Published 06 Mar, 2019

Every musician knows about the importance of practicing. Learning to play with ease and master an instrument is a long, but rewarding, process. Although many musicians start to play as a young child, you can start playing an instrument at any age and enjoy the pleasure of creating and performing music.

Similar to professional athletes, musicians need daily practice to stay on top of their game. This video by TEDEd takes a look at what happens in our brain when we practice:

Here are our favourite takeaways:

Plan your practice sessions ahead.

Set the right mood for your sessions by being organised and planning ahead. Setting daily, weekly and monthly goals will help you track your progress and see the big picture. If you are under a deadline, set priorities and add a couple of extra rehearsals slots, just in case something unexpected pops up.

Make sure you can play in an undisturbed, comfortable setting. Eliminate all distractions.

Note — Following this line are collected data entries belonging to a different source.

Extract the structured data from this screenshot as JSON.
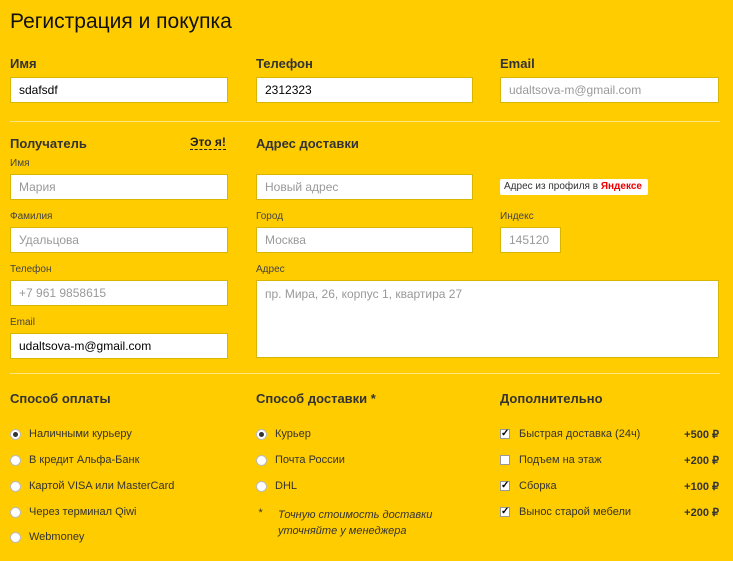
{
  "page_title": "Регистрация и покупка",
  "contact": {
    "name_label": "Имя",
    "name_value": "sdafsdf",
    "phone_label": "Телефон",
    "phone_value": "2312323",
    "email_label": "Email",
    "email_placeholder": "udaltsova-m@gmail.com"
  },
  "recipient": {
    "heading": "Получатель",
    "its_me_link": "Это я!",
    "first_name_label": "Имя",
    "first_name_placeholder": "Мария",
    "last_name_label": "Фамилия",
    "last_name_placeholder": "Удальцова",
    "phone_label": "Телефон",
    "phone_placeholder": "+7 961 9858615",
    "email_label": "Email",
    "email_value": "udaltsova-m@gmail.com"
  },
  "delivery_address": {
    "heading": "Адрес доставки",
    "new_address_placeholder": "Новый адрес",
    "profile_button_text": "Адрес из профиля в ",
    "profile_button_brand": "Яндексе",
    "city_label": "Город",
    "city_placeholder": "Москва",
    "index_label": "Индекс",
    "index_placeholder": "145120",
    "address_label": "Адрес",
    "address_placeholder": "пр. Мира, 26, корпус 1, квартира 27"
  },
  "payment": {
    "heading": "Способ оплаты",
    "options": [
      "Наличными курьеру",
      "В кредит Альфа-Банк",
      "Картой VISA или MasterCard",
      "Через терминал Qiwi",
      "Webmoney"
    ],
    "selected_index": 0
  },
  "shipping": {
    "heading": "Способ доставки *",
    "options": [
      "Курьер",
      "Почта России",
      "DHL"
    ],
    "selected_index": 0,
    "note_mark": "*",
    "note": "Точную стоимость доставки уточняйте у менеджера"
  },
  "extras": {
    "heading": "Дополнительно",
    "items": [
      {
        "label": "Быстрая доставка (24ч)",
        "price": "+500 ₽",
        "checked": true
      },
      {
        "label": "Подъем на этаж",
        "price": "+200 ₽",
        "checked": false
      },
      {
        "label": "Сборка",
        "price": "+100 ₽",
        "checked": true
      },
      {
        "label": "Вынос старой мебели",
        "price": "+200 ₽",
        "checked": true
      }
    ]
  }
}
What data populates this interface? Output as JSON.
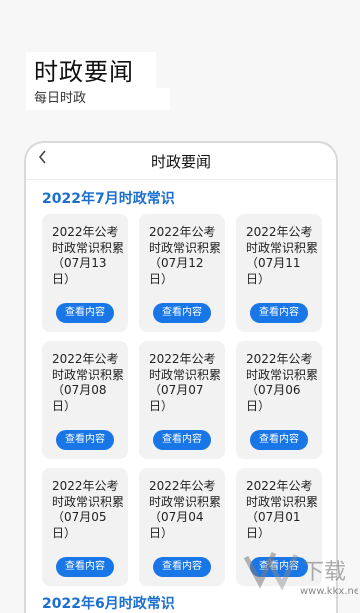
{
  "promo": {
    "title": "时政要闻",
    "subtitle": "每日时政"
  },
  "topbar": {
    "back_icon": "chevron-left-icon",
    "title": "时政要闻"
  },
  "sections": [
    {
      "title": "2022年7月时政常识",
      "cards": [
        {
          "text": "2022年公考时政常识积累（07月13日）",
          "button": "查看内容"
        },
        {
          "text": "2022年公考时政常识积累（07月12日）",
          "button": "查看内容"
        },
        {
          "text": "2022年公考时政常识积累（07月11日）",
          "button": "查看内容"
        },
        {
          "text": "2022年公考时政常识积累（07月08日）",
          "button": "查看内容"
        },
        {
          "text": "2022年公考时政常识积累（07月07日）",
          "button": "查看内容"
        },
        {
          "text": "2022年公考时政常识积累（07月06日）",
          "button": "查看内容"
        },
        {
          "text": "2022年公考时政常识积累（07月05日）",
          "button": "查看内容"
        },
        {
          "text": "2022年公考时政常识积累（07月04日）",
          "button": "查看内容"
        },
        {
          "text": "2022年公考时政常识积累（07月01日）",
          "button": "查看内容"
        }
      ]
    },
    {
      "title": "2022年6月时政常识"
    }
  ],
  "watermark": {
    "brand": "下载",
    "url": "www.kkx.net"
  },
  "colors": {
    "accent": "#1976e6",
    "section_title": "#1b6fcf",
    "card_bg": "#f2f2f2"
  }
}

It should be about just you and the music. Leave all additional baggage and physicial distractions, such as your phone, at the door. This rings especially true if you are rehearsing in a group, since time is limited. If you need your gagdets, use them mindfully. 

Train your focus; try visualising complex movements slowly in your mind.

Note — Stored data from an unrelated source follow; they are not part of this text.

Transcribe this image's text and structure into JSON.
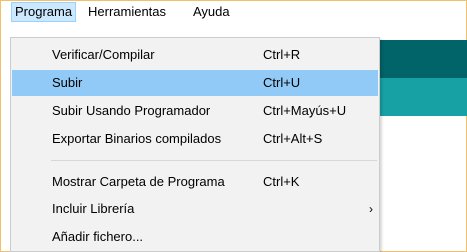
{
  "menubar": {
    "items": [
      {
        "label": "Programa",
        "active": true
      },
      {
        "label": "Herramientas",
        "active": false
      },
      {
        "label": "Ayuda",
        "active": false
      }
    ]
  },
  "colors": {
    "menubar_active_bg": "#cce8ff",
    "highlight_bg": "#91c9f7",
    "menu_bg": "#f2f2f2",
    "teal_dark": "#006468",
    "teal_light": "#17a1a5",
    "frame_border": "#f2bf6a"
  },
  "dropdown": {
    "items": [
      {
        "label": "Verificar/Compilar",
        "shortcut": "Ctrl+R",
        "highlighted": false
      },
      {
        "label": "Subir",
        "shortcut": "Ctrl+U",
        "highlighted": true
      },
      {
        "label": "Subir Usando Programador",
        "shortcut": "Ctrl+Mayús+U",
        "highlighted": false
      },
      {
        "label": "Exportar Binarios compilados",
        "shortcut": "Ctrl+Alt+S",
        "highlighted": false
      },
      {
        "label": "Mostrar Carpeta de Programa",
        "shortcut": "Ctrl+K",
        "highlighted": false
      },
      {
        "label": "Incluir Librería",
        "shortcut": "",
        "submenu_icon": "chevron-right-icon",
        "highlighted": false
      },
      {
        "label": "Añadir fichero...",
        "shortcut": "",
        "highlighted": false
      }
    ]
  }
}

Imagine something in minute detail, paying attention to both musical expression and muscle memory. Once you have a clear picture and feeling in your mind, chances are, you can play it. If you are feeling nervous before a concert, visualisation techniques can help you prepare better and go out with more confidence.

Remember that repetition is key to success. 

As the great Bruce Lee once said: 

"I fear not the man who has practiced 10000 kicks once, but I fear the man who has practiced one kick 10000 times."

Enjoy your practice by finding out what works for you.

Finding your own unique formula to musical success is a fun process, enjoy it and own it.

Have fun.

Every single successful musician that we have met shares this playful attitude. Hans Zimmer sums it up beautifully: "go play!"